Atualmente, o barril de WTI cota a 62 dólares, um valor que reflete tanto a desaceleração económica global como o aumento da produção dos países da OPEP+, mas também a política da administração Trump de favorecer os combustíveis fósseis e reforçar a independência energética dos EUA. Todavia, em ouro, o valor do petróleo está historicamente baixo — apenas 0,016 onças por barril — o que significa que uma onça compra mais de 60 barris (um grama de ouro compra cerca de dois barris). Ou seja, em termos reais (admitindo que o ouro mantém a sua constância de valor e é o dólar que desvaloriza), os países produtores de petróleo estão a receber cada vez menos.

Esta evolução pode ser interpretada como um sinal de fraqueza e perda de poder negocial dos produtores, que, ao contrário do que aconteceu após o colapso de Bretton Woods, quando conseguiram reajustar os preços para compensar a desvalorização do dólar, hoje parecem aceitar uma remuneração real menor. Ainda assim, muitos destes países têm procurado proteger-se dessa perda de poder reforçando as suas reservas de ouro, beneficiando da valorização do metal. Este movimento intensificou-se após a invasão da Ucrânia pela Rússia e o congelamento dos seus ativos ocidentais, sobretudo em dólares, levando várias economias emergentes — como a China, que detém mais de 3,5 biliões de dólares em reservas financeiras — a diversificar os seus ativos e a aumentar o peso do ouro nas suas reservas.

Enquanto os EUA e a Alemanha têm entre 70% e 80% das suas reservas em ouro, a China mantém ainda menos de 10%, mas tem vindo a aumentá-las rapidamente, precisamente porque o ouro não pode ser confiscado nem imprimido.
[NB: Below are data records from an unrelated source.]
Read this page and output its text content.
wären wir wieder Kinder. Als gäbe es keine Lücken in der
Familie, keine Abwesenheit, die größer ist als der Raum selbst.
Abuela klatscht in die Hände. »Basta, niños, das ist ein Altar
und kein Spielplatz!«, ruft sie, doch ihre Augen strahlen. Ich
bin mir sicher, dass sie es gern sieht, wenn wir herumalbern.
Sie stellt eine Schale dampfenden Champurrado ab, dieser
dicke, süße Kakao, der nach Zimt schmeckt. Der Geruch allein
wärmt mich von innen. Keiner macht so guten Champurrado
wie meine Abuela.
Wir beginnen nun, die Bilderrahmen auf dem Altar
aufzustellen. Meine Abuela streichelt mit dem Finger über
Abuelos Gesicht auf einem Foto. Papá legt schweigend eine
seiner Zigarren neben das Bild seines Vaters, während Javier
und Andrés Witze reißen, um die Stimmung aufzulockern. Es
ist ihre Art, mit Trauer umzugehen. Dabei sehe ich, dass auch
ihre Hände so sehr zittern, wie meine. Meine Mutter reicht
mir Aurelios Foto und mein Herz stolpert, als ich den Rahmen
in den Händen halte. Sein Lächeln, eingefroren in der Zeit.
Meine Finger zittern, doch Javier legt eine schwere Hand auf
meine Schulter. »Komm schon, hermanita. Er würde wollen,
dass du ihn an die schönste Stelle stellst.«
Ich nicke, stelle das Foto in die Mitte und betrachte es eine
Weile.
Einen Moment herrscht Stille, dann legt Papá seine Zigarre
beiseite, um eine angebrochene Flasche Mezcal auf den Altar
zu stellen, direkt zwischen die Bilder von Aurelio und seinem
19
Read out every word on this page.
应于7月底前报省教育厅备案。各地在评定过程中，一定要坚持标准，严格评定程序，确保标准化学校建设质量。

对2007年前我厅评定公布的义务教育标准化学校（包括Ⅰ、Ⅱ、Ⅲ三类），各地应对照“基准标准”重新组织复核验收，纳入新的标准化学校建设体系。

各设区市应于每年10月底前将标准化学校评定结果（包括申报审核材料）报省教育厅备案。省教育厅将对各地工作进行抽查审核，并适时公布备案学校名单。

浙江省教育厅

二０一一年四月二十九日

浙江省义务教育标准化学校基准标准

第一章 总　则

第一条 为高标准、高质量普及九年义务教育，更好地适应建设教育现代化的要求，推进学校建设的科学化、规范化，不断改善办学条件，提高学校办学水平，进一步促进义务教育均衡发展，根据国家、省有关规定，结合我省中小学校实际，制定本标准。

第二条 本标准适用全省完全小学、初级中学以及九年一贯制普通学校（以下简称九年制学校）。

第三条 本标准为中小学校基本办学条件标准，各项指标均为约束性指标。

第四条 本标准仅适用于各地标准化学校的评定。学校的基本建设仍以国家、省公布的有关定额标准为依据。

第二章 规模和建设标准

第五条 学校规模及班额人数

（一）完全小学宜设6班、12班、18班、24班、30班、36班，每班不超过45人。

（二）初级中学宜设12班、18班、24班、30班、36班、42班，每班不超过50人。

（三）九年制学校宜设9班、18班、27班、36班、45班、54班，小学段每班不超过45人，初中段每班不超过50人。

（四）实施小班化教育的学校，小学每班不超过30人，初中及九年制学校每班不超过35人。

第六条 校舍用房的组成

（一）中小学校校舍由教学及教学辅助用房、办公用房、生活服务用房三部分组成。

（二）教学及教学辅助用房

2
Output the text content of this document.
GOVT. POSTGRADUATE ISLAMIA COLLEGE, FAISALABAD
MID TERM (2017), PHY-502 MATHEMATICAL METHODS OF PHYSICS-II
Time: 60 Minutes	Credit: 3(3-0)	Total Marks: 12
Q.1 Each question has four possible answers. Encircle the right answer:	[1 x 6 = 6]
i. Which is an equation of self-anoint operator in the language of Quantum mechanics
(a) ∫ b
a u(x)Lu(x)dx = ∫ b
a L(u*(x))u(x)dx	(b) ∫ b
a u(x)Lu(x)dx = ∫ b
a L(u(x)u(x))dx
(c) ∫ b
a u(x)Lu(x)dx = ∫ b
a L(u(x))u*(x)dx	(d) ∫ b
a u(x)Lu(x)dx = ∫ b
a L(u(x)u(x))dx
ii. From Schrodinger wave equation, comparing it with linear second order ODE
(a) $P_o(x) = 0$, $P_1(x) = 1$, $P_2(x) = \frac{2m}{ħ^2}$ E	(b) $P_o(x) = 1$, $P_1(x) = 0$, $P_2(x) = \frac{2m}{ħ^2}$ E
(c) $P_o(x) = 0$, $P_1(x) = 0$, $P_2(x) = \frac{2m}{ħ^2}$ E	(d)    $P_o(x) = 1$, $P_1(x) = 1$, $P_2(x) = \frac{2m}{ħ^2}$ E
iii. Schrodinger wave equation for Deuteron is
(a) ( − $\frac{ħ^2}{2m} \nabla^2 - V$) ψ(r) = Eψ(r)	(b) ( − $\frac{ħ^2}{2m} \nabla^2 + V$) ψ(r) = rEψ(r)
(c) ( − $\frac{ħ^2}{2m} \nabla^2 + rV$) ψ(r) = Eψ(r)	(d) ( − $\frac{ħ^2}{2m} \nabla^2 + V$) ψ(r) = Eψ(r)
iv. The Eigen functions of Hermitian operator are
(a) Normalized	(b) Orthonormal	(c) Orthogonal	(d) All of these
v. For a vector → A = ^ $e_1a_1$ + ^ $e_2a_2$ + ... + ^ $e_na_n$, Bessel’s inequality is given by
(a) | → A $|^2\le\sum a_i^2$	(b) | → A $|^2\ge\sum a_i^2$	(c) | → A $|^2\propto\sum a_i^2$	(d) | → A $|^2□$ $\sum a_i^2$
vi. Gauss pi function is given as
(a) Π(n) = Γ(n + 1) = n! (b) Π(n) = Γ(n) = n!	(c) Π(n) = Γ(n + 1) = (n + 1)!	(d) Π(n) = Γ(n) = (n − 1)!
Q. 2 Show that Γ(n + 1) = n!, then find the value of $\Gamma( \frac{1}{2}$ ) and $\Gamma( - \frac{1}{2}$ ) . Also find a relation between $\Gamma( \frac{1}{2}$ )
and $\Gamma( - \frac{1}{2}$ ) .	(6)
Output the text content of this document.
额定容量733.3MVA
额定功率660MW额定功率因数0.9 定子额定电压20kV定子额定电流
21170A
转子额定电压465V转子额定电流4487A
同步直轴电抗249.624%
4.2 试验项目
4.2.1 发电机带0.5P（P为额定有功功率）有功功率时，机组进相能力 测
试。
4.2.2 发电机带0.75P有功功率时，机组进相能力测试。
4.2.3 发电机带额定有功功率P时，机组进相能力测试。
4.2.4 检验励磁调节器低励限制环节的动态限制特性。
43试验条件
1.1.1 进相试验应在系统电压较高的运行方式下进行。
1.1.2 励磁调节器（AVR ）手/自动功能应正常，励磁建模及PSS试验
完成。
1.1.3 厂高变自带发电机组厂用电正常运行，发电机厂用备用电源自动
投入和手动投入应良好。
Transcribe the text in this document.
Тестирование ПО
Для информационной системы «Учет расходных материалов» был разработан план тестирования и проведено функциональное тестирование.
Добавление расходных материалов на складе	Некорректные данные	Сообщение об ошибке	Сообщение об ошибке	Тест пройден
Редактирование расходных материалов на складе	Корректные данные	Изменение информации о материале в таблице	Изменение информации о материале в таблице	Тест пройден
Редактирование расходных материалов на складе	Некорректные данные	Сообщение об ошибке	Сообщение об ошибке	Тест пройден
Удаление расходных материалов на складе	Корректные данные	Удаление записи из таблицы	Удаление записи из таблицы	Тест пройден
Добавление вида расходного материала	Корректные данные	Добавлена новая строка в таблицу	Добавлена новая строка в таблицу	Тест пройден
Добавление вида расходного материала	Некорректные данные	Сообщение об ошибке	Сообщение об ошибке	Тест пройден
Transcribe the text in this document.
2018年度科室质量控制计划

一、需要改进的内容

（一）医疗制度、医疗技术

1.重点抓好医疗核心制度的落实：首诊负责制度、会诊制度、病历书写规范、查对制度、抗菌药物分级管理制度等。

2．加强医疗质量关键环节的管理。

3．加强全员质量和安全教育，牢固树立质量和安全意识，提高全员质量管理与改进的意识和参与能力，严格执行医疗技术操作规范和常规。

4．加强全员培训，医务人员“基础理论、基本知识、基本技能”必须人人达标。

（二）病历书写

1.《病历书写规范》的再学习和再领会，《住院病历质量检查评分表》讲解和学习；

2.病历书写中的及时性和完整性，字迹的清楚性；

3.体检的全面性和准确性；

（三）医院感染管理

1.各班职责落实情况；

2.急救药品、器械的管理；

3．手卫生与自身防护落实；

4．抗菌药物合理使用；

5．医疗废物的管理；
Assim, o regresso do ouro ao centro das estratégias monetárias das potências emergentes coincide com um período de debilidade relativa dos produtores de petróleo em termos reais.

Em 1971, uma onça de ouro comprava 10 barris de petróleo, mas hoje compra 65. O preço nominal do crude pode variar com a conjuntura, mas, em termos de valor real medido em ouro, o poder dos produtores de petróleo tem diminuído significativamente — sobretudo em 2025.